For instance, a solder breaks on a string of LEDs on a 700mA Current Regulated supply causing intermittent contact, and hence rapid pulses of dangerous voltage as the circuit keeps discharging. Next thing you know I'm replacing $50 worth of Crees. Never had that happen with a constant voltage supply.
Are you referring to those Xitanium drivers? That shouldn't happen on a well-designed supply. I've made CC circuits where I can connect LEDs to powered drivers all day long without problems. The key is to limit the output capacitance to something reasonable so that the LED junction isn't hit with massive amounts of energy. Apparently Xitanium doesn't do that.
When a laptop brick shorts or detects a problem, it typically shuts off for a few second. When a 700mA current regaulted driver detects a fault it delivers more power first before stopping.
Shouldn't happen. When a 700 mA CC circuit is shorted, you should get 700 mA going through the short, and near zero power. Or at least that's what happens with the drivers I make.

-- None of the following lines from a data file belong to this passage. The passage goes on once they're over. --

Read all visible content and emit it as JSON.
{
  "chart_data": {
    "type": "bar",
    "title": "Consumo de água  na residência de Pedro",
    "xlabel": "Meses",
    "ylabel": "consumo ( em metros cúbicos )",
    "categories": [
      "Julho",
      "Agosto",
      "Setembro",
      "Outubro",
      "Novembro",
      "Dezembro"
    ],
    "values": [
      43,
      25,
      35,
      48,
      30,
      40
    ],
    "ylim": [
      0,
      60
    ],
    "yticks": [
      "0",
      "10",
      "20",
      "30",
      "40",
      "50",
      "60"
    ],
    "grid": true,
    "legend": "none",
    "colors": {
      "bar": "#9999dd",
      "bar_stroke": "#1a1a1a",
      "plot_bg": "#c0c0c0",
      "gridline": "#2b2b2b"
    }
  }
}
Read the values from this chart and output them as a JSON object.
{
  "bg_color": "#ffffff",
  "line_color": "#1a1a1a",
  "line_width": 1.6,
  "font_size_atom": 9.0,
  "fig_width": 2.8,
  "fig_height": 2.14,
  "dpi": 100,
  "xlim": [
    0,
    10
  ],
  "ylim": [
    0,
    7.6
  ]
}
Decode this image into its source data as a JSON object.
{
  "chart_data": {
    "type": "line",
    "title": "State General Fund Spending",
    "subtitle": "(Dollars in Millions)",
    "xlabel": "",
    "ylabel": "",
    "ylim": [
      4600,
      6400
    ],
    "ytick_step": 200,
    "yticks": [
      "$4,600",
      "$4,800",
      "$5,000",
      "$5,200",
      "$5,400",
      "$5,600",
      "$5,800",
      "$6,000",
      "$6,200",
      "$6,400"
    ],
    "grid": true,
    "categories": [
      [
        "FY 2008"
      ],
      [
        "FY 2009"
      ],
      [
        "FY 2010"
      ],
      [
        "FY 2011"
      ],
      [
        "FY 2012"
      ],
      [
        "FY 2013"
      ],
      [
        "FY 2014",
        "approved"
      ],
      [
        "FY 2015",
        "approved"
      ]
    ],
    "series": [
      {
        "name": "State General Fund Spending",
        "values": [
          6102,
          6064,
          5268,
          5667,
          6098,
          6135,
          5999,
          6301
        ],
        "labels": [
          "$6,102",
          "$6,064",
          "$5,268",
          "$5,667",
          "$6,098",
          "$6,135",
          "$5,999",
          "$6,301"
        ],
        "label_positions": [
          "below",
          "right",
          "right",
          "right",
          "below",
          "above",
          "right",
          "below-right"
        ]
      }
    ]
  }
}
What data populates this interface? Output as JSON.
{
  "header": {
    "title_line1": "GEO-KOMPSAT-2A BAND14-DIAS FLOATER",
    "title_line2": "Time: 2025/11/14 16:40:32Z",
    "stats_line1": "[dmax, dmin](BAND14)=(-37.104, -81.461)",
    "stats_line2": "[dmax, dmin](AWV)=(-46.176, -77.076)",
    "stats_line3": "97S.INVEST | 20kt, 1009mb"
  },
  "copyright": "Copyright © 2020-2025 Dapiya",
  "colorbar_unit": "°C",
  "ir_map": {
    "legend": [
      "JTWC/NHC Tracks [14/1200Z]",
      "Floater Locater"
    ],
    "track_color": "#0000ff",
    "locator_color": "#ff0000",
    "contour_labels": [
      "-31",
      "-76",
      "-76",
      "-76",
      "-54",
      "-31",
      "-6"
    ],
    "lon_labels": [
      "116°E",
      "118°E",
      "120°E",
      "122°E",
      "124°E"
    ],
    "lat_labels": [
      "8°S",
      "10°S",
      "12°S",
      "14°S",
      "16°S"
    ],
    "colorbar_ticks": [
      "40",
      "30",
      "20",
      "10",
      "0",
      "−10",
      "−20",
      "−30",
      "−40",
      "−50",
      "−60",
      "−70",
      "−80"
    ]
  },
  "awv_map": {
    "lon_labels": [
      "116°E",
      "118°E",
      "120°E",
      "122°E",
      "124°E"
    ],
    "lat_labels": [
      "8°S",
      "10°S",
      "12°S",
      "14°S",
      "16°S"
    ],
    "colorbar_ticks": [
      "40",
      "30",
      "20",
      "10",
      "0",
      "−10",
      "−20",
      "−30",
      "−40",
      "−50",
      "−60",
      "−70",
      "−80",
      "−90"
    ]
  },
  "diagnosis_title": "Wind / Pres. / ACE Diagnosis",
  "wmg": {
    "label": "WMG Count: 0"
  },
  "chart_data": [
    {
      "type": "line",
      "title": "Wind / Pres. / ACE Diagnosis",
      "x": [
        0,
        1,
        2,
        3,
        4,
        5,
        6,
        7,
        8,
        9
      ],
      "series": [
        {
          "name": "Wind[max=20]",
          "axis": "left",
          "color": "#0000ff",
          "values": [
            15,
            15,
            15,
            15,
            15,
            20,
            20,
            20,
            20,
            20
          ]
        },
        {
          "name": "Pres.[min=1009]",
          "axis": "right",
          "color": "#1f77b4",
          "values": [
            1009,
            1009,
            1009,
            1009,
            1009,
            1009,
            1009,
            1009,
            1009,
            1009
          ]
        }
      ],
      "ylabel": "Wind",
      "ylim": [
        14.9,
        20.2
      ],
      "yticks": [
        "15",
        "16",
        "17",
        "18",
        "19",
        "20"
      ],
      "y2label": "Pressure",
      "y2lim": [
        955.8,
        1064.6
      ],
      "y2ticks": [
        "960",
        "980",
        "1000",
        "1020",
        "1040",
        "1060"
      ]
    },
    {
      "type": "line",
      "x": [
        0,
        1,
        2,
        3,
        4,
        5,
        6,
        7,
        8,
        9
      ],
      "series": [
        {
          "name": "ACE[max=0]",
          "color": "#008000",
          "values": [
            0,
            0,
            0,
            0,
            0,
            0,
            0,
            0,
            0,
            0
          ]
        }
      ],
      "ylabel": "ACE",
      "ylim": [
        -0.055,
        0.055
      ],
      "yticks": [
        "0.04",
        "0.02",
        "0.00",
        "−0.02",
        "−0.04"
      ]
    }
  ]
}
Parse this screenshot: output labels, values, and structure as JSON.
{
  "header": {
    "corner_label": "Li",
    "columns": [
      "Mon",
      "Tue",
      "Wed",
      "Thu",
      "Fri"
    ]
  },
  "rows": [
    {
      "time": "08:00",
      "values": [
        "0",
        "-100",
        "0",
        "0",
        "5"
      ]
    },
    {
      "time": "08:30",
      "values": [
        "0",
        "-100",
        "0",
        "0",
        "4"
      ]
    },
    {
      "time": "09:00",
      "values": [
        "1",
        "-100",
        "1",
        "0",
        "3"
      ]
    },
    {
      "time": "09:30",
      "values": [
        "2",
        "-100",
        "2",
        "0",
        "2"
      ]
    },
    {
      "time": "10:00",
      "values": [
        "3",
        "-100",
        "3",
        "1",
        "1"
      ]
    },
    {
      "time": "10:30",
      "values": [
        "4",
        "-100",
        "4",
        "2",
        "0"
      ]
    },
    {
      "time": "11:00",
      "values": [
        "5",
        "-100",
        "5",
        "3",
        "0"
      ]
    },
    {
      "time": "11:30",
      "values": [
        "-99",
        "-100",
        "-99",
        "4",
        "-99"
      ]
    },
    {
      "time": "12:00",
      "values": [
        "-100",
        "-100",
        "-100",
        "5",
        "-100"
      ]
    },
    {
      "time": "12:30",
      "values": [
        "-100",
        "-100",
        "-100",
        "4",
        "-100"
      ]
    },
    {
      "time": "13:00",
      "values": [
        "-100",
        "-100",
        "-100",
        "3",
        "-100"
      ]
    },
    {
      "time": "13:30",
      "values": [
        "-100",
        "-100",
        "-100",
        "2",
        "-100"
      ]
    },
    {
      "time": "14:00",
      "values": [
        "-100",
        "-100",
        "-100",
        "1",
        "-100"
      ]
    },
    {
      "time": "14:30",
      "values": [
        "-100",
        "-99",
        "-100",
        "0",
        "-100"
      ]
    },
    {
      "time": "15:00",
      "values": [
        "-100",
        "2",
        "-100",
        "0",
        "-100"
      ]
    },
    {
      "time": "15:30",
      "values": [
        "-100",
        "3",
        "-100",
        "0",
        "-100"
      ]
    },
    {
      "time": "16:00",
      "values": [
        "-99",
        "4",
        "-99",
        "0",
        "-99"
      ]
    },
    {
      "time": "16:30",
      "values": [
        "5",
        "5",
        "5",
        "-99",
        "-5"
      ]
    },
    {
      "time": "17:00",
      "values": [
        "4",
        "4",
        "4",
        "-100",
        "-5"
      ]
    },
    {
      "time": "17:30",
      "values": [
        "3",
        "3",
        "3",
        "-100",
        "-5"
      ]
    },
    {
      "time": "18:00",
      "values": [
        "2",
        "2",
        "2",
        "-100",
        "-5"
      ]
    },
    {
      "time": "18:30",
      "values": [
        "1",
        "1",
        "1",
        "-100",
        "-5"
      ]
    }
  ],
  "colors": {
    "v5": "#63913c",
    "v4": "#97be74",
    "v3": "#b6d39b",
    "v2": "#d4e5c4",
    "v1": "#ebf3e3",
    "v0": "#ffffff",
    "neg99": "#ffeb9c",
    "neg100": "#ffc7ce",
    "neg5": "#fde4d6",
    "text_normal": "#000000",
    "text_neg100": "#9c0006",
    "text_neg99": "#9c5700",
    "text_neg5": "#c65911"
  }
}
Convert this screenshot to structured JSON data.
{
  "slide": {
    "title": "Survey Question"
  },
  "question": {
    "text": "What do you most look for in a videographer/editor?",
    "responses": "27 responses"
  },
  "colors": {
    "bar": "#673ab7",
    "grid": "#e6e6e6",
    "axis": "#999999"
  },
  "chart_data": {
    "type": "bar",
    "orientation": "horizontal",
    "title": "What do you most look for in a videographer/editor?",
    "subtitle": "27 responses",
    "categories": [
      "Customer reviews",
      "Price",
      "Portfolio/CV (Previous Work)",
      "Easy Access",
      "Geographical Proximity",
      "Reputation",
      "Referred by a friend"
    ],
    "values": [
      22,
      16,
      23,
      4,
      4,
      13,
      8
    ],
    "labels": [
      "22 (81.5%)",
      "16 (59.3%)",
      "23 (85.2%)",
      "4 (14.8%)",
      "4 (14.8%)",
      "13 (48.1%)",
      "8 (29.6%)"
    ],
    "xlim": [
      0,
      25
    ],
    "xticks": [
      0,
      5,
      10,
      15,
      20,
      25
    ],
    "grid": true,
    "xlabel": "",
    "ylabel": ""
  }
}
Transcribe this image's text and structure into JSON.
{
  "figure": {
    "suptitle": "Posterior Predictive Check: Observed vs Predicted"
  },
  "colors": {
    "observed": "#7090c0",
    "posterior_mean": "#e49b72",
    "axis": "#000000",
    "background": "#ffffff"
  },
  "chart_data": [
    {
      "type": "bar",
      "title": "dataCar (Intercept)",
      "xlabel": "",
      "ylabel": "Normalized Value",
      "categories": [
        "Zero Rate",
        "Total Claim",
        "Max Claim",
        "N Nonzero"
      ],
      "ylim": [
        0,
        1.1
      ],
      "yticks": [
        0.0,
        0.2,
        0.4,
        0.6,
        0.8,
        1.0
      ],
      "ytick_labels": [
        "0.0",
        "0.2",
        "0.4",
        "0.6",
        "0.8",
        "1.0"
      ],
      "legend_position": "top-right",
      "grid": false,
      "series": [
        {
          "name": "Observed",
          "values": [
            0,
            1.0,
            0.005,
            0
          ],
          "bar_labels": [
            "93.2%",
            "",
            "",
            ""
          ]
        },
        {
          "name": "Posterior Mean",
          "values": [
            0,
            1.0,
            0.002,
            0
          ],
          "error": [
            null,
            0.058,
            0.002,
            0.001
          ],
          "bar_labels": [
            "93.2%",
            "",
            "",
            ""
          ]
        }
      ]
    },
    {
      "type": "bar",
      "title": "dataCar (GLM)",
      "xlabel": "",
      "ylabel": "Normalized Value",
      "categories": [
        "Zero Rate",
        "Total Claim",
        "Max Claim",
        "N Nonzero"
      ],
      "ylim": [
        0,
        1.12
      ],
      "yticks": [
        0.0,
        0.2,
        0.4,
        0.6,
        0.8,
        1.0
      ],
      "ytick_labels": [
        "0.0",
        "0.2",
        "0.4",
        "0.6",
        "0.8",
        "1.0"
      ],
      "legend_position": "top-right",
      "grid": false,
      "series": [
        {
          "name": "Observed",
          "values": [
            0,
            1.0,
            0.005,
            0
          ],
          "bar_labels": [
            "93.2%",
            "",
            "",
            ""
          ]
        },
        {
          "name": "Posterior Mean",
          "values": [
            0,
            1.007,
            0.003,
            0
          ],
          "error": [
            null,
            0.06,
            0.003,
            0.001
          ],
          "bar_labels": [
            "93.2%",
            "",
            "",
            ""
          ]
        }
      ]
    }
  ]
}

The driver problems you or your customers experience are mostly to do with designers of CC circuits not knowing what the heck they're doing ( or being forced to do things they shouldn't to contain costs ). I've had the opportunity to examine drivers even on $200 lights. For the most part I'm shocked by what I see. Inadequate current sense resistors, inadequate MOSFETs. Inductors which operate very close to saturation even at the design current. Output caps with voltage ratings far below the input ( the best I saw was a 4V cap on the output of a 12 volt input driver-yes, it was designed to drive 1 LED, but if the output was open then the cap fried ). It's even worse with boost drivers. At least with buck drivers the output voltage is inherently limited to the input voltage less a few tenths. Boost drivers on the other hand MUST be designed with some means of limiting voltage in the event of an open circuit or they WILL destroy themselves. Sadly, a lot aren't.
There's a good reason I don't really bother with commercial drivers when I make projects. They're a crapshoot. Some are great, most aren't. Which you end up with is sadly not necessarily determined by what you pay for them.